China’s aviation authority said that the Malaysian flight hadn’t made contact and that the flight-radar signal was lost with Ho Chi Minh City air control, Xinhua News Agency reported.
The Boeing 777-200 plane was 11 years and 10 months old and had fuel to fly to Beijing and beyond, Ahmad Jauhari said.
“Malaysian Air’s safety records have been very good,” said Mohshin Aziz, an analyst at Maybank Investment Bank Bhd., describing the Boeing 777 as the safest aircraft in the world. “They will likely investigate start to finish.”
Captain Zaharie Ahmad Shah, 53, and First Officer Fariq Ab. Hamid, 27, were the pilots, according to an airline statement. The captain had 18,365 flying hours and joined the company in 1981, while his first officer had 2,763 hours of flying. The first officer joined the Subang Jaya-based airline in 2007.
“We’re closely monitoring reports on Malaysia flight MH370,” Chicago-based Boeing said on its Twitter feed. “Our thoughts are with everyone on board.” The company is assembling a team to provide technical assistance.
The U.S. National Transportation Safety Board said it is aware of the reports of the loss of MH370 and “we are monitoring the situation,” according to a Twitter feed.
The Boeing 777 is among the most-popular long-haul jetliners because it combines the fuel efficiency of a twin-engine model with the ability to carry more than 300 people, depending on the variant and the cabin layout.
A Boeing 777 operated by Asiana Airlines Inc. crashed on landing in San Francisco last year, killing three people. That was the third time a 777 was destroyed in an accident, according toAviationSafetyNetwork, an online log of aviation crashes. No one died in the two previous incidents.
Last year, a plane operated by MASwings, a subsidiary of Malaysian Air, crashed in Sabah state in the country, killing two people. The Twin Otter DHC-6 plane, a twin-engine turboprop aircraft, flying from Kota Kinabalu, landed short of the runway.
State-owned Malaysian Air, drawing up plans to upgrade its fleet after failing to post a profit in each of the past three years, is fending off competition from a rash of budget airlines that have started in the region in the past decade. The growth has also brought more emphasis on safety in Asia, an aircraft market that Boeing and Airbus Group NV (AIR) expect to overtake the U.S. as the world’s biggest due to the boom.
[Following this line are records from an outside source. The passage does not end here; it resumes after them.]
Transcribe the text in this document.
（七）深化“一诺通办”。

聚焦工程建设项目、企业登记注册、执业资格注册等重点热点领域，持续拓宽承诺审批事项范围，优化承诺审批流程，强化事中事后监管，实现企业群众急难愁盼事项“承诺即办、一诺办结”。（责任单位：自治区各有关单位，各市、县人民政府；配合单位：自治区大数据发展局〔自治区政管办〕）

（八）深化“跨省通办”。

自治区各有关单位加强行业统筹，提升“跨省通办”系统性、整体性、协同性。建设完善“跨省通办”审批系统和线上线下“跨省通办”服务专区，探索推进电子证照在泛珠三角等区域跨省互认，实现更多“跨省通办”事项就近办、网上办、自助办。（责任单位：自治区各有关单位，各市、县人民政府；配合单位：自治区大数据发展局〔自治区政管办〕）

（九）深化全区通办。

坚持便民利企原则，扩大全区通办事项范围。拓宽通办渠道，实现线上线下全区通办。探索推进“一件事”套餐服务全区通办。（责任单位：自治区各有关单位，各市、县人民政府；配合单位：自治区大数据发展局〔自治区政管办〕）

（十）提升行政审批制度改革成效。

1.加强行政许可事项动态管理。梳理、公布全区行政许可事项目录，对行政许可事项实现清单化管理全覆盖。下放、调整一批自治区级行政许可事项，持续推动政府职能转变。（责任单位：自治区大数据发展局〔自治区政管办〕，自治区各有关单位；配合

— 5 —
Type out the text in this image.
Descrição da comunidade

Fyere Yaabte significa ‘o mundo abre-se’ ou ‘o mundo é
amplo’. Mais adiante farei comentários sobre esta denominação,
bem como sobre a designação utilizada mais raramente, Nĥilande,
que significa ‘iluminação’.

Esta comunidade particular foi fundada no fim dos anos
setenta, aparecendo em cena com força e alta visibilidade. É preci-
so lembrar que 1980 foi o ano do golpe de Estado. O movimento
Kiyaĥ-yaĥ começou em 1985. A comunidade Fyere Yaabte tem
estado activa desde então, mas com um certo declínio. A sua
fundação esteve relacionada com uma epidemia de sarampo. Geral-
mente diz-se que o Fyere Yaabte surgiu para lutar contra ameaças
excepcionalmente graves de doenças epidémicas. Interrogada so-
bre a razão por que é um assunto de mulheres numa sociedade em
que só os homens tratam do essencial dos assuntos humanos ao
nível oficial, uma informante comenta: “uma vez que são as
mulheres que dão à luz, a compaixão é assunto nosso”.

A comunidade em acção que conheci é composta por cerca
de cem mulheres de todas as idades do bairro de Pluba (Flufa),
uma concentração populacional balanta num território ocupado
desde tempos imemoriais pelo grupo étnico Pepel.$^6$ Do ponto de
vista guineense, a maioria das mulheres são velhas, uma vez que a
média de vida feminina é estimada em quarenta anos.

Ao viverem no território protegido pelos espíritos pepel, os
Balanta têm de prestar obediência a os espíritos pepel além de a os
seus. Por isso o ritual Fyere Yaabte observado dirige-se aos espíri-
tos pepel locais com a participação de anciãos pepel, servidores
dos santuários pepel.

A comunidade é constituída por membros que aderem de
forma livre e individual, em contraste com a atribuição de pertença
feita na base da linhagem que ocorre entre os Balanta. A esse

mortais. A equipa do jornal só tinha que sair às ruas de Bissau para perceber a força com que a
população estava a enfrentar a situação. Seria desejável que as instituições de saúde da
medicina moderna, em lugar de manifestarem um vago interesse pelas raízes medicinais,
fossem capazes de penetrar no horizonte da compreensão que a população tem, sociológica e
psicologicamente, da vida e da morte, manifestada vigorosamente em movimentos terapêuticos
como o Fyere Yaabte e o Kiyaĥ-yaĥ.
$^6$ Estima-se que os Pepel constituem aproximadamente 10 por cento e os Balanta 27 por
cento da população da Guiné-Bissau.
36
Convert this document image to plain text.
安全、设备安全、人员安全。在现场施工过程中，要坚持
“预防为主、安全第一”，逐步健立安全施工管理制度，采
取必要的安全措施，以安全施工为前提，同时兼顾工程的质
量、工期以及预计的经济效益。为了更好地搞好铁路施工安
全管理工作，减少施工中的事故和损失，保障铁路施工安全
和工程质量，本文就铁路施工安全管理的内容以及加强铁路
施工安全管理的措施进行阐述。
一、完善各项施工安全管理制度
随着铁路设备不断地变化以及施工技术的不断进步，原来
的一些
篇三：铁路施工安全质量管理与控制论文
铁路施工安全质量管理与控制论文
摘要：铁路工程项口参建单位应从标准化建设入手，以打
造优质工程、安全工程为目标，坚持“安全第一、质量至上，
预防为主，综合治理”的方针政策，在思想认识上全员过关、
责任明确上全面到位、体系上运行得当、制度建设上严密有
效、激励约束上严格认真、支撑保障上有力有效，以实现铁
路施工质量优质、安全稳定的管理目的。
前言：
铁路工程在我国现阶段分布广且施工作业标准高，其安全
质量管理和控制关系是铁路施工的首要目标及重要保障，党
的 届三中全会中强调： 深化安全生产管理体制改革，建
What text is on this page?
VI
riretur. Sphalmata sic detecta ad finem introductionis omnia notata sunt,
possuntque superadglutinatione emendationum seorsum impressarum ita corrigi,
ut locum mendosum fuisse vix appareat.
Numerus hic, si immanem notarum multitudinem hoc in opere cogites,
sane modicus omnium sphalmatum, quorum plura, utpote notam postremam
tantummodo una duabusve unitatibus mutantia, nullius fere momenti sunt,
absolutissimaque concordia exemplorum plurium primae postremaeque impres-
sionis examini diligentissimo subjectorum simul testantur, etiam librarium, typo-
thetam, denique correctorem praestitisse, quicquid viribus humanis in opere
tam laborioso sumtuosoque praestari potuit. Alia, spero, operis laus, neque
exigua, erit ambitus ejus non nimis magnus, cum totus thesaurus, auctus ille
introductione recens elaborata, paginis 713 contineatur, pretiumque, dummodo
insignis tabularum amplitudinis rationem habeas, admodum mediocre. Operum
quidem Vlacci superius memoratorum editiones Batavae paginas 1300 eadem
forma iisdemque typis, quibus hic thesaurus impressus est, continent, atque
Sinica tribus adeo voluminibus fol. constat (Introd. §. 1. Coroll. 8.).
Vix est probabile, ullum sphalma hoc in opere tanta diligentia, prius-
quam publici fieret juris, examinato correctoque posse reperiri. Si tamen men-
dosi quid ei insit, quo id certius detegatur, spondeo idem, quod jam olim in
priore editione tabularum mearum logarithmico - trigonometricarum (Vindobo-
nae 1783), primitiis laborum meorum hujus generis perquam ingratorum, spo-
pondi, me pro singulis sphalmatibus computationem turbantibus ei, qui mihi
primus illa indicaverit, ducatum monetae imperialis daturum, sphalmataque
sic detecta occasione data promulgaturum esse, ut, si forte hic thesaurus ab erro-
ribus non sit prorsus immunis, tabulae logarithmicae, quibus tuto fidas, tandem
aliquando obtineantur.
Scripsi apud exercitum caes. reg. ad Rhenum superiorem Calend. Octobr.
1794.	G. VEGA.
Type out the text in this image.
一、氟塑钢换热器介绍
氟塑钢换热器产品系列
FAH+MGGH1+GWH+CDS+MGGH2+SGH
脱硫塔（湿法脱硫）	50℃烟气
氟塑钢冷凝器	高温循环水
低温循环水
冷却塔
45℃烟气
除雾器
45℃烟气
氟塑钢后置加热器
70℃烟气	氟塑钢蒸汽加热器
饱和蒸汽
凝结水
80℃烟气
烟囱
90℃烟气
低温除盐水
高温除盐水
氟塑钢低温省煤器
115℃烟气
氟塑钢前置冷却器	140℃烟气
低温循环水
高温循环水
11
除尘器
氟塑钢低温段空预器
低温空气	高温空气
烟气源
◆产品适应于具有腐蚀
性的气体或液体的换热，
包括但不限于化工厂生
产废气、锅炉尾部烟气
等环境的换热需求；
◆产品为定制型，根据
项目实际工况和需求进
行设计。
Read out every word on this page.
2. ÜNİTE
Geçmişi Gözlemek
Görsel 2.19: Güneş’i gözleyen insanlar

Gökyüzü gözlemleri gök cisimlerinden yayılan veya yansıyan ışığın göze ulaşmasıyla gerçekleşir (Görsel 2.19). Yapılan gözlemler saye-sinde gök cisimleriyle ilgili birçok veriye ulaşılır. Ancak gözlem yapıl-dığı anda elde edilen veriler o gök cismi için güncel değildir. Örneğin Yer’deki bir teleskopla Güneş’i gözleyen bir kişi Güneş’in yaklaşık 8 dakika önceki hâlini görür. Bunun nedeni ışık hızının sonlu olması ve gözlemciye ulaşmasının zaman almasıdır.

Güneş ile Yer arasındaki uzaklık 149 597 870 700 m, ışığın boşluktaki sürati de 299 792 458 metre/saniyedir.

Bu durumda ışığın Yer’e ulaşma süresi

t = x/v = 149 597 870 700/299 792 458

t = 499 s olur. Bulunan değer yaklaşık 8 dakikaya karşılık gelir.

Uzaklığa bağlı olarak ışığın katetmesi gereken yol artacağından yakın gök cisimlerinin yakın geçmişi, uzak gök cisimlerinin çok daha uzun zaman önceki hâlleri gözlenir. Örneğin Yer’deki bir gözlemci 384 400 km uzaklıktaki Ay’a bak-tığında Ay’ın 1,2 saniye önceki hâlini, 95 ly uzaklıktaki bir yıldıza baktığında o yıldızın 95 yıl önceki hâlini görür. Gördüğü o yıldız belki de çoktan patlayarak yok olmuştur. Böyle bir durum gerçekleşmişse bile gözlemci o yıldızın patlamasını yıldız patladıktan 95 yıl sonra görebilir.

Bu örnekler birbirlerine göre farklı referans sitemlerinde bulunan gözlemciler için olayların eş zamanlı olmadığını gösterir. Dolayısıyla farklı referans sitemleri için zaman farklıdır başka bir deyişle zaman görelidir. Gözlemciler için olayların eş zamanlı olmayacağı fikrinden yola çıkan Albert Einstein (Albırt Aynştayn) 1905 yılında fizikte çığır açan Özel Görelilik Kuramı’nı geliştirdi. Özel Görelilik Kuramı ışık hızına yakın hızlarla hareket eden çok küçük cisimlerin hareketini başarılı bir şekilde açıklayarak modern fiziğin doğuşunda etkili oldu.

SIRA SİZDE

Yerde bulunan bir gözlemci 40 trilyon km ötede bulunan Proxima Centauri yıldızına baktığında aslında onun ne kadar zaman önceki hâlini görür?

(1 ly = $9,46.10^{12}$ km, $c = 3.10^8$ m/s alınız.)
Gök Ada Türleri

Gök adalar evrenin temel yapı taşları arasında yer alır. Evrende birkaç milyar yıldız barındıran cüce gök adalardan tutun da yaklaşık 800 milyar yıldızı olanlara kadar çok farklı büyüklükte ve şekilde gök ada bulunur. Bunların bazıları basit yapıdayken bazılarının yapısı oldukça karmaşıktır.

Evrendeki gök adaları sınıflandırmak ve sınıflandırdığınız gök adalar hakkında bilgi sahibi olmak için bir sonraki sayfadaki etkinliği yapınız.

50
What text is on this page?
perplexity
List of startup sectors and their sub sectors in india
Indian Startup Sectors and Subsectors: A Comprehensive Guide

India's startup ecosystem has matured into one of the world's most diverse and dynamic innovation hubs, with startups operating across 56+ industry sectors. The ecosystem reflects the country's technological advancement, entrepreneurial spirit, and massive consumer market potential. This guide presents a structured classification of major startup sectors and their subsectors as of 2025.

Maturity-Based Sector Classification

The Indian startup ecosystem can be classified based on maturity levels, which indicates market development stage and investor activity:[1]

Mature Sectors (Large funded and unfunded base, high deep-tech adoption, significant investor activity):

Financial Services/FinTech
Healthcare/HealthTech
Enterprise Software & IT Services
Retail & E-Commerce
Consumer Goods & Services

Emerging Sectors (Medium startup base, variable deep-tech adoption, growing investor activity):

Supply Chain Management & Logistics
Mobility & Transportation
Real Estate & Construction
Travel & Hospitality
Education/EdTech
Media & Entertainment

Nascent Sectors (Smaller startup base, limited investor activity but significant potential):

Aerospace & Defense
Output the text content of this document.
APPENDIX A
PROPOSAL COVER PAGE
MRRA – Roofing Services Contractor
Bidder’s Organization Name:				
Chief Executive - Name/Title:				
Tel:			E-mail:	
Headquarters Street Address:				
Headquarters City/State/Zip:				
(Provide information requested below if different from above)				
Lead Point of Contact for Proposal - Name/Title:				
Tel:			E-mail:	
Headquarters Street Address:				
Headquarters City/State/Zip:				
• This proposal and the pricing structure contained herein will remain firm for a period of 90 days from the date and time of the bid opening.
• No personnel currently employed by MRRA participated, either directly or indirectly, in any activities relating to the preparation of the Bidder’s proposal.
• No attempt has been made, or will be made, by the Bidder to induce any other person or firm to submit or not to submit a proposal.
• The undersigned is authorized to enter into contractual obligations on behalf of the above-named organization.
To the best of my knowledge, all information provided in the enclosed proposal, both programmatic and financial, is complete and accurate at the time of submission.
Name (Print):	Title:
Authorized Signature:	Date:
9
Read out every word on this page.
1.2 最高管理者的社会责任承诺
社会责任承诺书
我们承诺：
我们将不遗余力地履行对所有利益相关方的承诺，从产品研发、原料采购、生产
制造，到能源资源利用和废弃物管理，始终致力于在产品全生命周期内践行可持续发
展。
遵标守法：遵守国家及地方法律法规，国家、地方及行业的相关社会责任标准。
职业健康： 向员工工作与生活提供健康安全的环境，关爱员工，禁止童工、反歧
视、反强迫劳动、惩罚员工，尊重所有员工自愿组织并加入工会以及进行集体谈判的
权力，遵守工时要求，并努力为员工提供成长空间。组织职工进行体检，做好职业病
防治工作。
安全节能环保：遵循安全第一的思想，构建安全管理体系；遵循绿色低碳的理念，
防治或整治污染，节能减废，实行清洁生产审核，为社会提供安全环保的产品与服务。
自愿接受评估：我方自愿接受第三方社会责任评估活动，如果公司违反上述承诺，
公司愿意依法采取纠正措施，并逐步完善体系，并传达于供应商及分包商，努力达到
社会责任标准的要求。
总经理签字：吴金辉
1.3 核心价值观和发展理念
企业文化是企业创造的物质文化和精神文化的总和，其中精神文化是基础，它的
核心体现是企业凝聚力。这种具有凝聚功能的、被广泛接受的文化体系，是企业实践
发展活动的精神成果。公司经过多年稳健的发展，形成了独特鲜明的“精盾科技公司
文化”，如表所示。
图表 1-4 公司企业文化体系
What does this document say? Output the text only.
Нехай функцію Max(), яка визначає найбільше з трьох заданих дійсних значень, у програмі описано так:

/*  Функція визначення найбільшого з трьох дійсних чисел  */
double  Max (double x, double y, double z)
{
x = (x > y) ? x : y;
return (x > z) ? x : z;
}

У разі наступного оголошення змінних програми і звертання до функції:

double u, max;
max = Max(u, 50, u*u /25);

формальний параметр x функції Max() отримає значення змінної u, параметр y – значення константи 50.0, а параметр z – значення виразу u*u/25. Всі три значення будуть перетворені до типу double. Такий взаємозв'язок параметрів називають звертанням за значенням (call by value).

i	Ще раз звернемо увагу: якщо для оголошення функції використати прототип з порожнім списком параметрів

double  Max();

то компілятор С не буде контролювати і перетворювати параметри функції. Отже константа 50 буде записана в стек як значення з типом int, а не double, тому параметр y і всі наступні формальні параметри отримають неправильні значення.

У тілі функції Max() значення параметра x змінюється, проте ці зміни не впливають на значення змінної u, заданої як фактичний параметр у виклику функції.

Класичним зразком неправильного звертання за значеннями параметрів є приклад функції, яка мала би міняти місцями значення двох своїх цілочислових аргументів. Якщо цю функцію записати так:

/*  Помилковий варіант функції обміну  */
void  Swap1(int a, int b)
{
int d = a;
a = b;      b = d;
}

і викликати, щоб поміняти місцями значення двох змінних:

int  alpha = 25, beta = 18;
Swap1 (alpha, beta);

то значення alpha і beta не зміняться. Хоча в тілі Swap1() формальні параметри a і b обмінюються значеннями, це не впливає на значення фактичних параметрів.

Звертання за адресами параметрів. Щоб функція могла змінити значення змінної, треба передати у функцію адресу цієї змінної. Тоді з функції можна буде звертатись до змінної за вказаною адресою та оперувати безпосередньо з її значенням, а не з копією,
The national carrier, incorporated as Malayan Airways Ltd. in October 1937, operates a fleet of 96planes, according to its website. Of that, 15 are Boeing 777-200 models. The airline, which also operates Airbus jets, moves 37,000 passengers daily to 80 destinations worldwide.
Malaysian Air reported a net loss of 1.17 billion ringgit ($359 million) last year. The company’s shares lost 19 percent of their value this year, lagging behind a 1.9 percent drop in the benchmark index.
“Malaysian Air has been struggling in its business due to competition and managing costs is an issue in the industry,” said Wong Ming Tek, who covers the airline as an analyst at HwangDBS-Vickers Research Sdn. in Kuala Lumpur. “It’s the last thing they want, when they are trying to revive profitability.”